Temporary Total Disability: What You're Paid While You Heal
While an authorized doctor keeps you off work, Indiana pays temporary total disability (TTD) at two-thirds (66 2/3%) of your average weekly wage, subject to a state maximum that the Board resets each July 1. Your benefit can never exceed your pre-injury wage, so lower-wage workers may receive less than the formula alone would suggest, and a state minimum also applies. There's a seven-day waiting period — TTD generally begins on the eighth day you're disabled — but if your disability lasts longer than 21 days, you're paid retroactively for that first week as well.
| Indiana | Detail |
|---|---|
| Temporary disability rate | 66 2/3% of average weekly wage |
| Max weekly TTD | Set by formula; confirm current cap with the Board |
| Waiting period | 7 days (retroactive if disability exceeds 21 days) |
| Deadline to file a claim | 2 years from date of injury |
| Report injury to employer | Within 30 days (or as soon as practicable) |
| Choice of doctor | Employer / insurance carrier selects the treating physician |
Permanent Impairment and Settlements
Once your authorized doctor decides your condition has reached "maximum medical improvement" and you're left with lasting effects, you're assigned a permanent partial impairment (PPI) rating — a percentage that reflects the permanent loss to the injured body part or to your body as a whole. That rating, applied against Indiana's statutory schedule of "degrees," drives the size of your impairment award. Most Indiana cases resolve in one of two ways:
- PPI award paid out — the insurer pays your statutory impairment benefit, and authorized medical care for the injury typically stays open within the rules.

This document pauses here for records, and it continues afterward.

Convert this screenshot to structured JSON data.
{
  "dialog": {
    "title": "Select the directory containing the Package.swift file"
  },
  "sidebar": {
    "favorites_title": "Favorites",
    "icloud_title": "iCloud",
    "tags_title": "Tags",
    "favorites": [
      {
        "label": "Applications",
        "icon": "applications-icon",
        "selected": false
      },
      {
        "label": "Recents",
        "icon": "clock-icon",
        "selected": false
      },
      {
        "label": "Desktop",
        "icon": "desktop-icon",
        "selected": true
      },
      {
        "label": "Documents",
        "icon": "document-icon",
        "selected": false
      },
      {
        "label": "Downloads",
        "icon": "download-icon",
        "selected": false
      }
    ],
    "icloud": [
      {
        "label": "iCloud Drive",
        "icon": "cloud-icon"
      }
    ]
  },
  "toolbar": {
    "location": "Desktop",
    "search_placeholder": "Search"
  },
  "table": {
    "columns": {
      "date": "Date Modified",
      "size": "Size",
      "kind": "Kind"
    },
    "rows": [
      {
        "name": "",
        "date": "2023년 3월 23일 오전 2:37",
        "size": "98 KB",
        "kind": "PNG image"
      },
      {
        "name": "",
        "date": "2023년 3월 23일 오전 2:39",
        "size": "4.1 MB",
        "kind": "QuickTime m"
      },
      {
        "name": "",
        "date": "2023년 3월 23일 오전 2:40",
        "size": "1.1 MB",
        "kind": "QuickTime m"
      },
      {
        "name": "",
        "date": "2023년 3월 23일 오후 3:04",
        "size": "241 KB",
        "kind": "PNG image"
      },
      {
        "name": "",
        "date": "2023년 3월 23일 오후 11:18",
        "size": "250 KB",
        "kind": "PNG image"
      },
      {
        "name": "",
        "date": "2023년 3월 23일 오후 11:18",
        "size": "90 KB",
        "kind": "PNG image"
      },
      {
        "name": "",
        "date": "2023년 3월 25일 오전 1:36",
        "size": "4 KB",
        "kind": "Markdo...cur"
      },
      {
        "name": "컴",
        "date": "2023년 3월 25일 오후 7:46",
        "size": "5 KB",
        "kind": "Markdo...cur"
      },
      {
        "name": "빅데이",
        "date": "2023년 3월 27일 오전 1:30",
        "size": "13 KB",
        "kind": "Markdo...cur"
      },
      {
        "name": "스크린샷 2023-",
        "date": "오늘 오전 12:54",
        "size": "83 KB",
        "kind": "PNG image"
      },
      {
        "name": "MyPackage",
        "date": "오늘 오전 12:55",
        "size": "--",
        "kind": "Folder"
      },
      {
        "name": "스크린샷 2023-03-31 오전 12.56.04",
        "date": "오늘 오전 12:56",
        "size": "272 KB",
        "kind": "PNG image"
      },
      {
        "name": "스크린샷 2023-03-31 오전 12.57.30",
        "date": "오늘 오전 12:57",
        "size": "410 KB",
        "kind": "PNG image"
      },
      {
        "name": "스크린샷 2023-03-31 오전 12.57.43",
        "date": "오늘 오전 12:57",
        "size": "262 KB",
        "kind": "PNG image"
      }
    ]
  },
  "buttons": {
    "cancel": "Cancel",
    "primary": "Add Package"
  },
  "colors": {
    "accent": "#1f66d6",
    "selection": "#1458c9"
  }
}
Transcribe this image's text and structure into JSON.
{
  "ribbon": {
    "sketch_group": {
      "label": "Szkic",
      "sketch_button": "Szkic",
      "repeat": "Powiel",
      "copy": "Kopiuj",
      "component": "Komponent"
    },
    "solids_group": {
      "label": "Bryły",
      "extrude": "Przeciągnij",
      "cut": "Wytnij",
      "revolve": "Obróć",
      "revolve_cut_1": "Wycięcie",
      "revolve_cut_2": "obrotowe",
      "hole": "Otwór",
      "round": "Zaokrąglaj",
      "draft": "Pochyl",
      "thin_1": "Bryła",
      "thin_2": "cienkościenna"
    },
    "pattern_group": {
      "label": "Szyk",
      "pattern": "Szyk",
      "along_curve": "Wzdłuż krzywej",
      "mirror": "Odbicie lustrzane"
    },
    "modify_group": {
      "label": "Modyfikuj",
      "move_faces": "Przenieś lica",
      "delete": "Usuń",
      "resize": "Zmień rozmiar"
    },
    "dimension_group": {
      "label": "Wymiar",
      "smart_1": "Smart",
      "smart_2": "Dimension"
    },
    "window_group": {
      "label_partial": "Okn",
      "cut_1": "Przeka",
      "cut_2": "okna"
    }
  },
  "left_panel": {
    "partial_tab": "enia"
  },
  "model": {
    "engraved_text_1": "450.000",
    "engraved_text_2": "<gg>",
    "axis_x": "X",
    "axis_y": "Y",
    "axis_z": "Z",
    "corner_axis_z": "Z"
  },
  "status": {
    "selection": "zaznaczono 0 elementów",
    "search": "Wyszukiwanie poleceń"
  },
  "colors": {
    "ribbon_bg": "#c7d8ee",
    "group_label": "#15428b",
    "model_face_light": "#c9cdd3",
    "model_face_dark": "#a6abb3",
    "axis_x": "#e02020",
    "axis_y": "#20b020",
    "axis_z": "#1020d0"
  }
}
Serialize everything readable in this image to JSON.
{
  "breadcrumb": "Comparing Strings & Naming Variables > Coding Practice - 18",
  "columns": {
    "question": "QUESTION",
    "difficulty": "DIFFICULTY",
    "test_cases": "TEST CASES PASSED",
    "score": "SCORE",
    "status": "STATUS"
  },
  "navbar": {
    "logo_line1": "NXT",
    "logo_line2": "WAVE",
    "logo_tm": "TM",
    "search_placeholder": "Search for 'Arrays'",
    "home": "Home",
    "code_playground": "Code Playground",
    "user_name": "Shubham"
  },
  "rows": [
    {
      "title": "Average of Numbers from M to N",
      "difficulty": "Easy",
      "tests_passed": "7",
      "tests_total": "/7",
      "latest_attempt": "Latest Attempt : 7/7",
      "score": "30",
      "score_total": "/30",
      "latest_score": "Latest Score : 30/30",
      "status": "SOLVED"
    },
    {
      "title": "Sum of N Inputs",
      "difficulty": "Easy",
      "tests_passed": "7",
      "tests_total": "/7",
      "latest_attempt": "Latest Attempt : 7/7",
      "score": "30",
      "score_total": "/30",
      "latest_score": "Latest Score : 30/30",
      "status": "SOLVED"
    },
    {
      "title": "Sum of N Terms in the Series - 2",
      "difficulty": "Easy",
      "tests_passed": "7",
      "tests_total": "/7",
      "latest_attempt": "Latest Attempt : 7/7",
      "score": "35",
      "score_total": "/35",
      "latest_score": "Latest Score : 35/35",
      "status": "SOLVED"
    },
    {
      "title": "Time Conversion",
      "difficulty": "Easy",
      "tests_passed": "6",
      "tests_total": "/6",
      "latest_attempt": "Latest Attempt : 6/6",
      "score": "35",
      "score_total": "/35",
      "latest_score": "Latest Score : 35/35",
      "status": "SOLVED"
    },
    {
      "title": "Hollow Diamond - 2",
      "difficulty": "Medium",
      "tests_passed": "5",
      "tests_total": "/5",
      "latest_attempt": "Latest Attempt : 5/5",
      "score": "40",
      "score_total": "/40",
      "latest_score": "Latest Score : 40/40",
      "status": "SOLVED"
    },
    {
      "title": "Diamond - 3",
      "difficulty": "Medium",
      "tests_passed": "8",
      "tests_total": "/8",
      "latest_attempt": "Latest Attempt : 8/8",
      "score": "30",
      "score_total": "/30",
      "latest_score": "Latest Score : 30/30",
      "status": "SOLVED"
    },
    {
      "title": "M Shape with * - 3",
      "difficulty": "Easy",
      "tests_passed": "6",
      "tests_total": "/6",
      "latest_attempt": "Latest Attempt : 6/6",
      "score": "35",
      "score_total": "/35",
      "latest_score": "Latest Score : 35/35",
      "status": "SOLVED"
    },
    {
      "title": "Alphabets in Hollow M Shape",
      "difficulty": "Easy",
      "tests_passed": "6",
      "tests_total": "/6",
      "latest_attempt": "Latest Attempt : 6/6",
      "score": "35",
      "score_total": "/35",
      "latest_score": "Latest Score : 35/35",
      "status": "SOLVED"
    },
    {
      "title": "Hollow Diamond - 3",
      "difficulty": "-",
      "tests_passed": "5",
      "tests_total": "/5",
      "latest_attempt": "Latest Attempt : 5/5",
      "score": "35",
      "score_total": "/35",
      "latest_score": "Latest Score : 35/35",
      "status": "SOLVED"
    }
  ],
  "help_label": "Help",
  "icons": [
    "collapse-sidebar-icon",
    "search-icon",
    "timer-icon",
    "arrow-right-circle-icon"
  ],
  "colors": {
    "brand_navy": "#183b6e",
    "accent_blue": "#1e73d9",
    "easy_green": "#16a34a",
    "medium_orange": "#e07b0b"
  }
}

- Full and final settlement — a one-time lump sum, approved by the Board, that usually closes out the claim including future medical care for that injury.
Which is better depends on the severity of your impairment, your expected future treatment, and whether the claim is disputed. A full-and-final settlement gives you cash now but shifts the risk of future medical costs onto you, so the trade-off deserves careful thought.
The Doctor Question (It's a Big One in Indiana)
Unlike a routine doctor's visit, in Indiana you generally can't choose your own treating physician. The employer or its insurance carrier has the right to select and direct your authorized medical care, and that treating doctor's opinion heavily influences your impairment rating and therefore your benefits. If you're unhappy with the care, you can ask the Workers' Compensation Board to review it, but seeing an unauthorized doctor on your own is usually not paid for — except in a genuine emergency, where you should go straight to the nearest ER. Getting the authorized treatment right early matters, because the rating drives the money.
Heads up: Indiana's maximum weekly benefit is tied to the state average weekly wage and is reset by the Workers' Compensation Board, generally effective July 1 each year. Because the cap changes, always confirm the current maximum that applies to your date of injury directly with the Board before relying on any number.
Deadlines You Can't Miss
Notify your employer of the injury within 30 days (or as soon as practicable), and file your claim with the Workers' Compensation Board within two years of the date of injury. Occupational diseases and certain other situations can carry different time limits, so don't assume the two-year rule covers every scenario. Missing the deadline can bar your claim entirely, and the sooner you report, the easier it is to connect your injury to your job.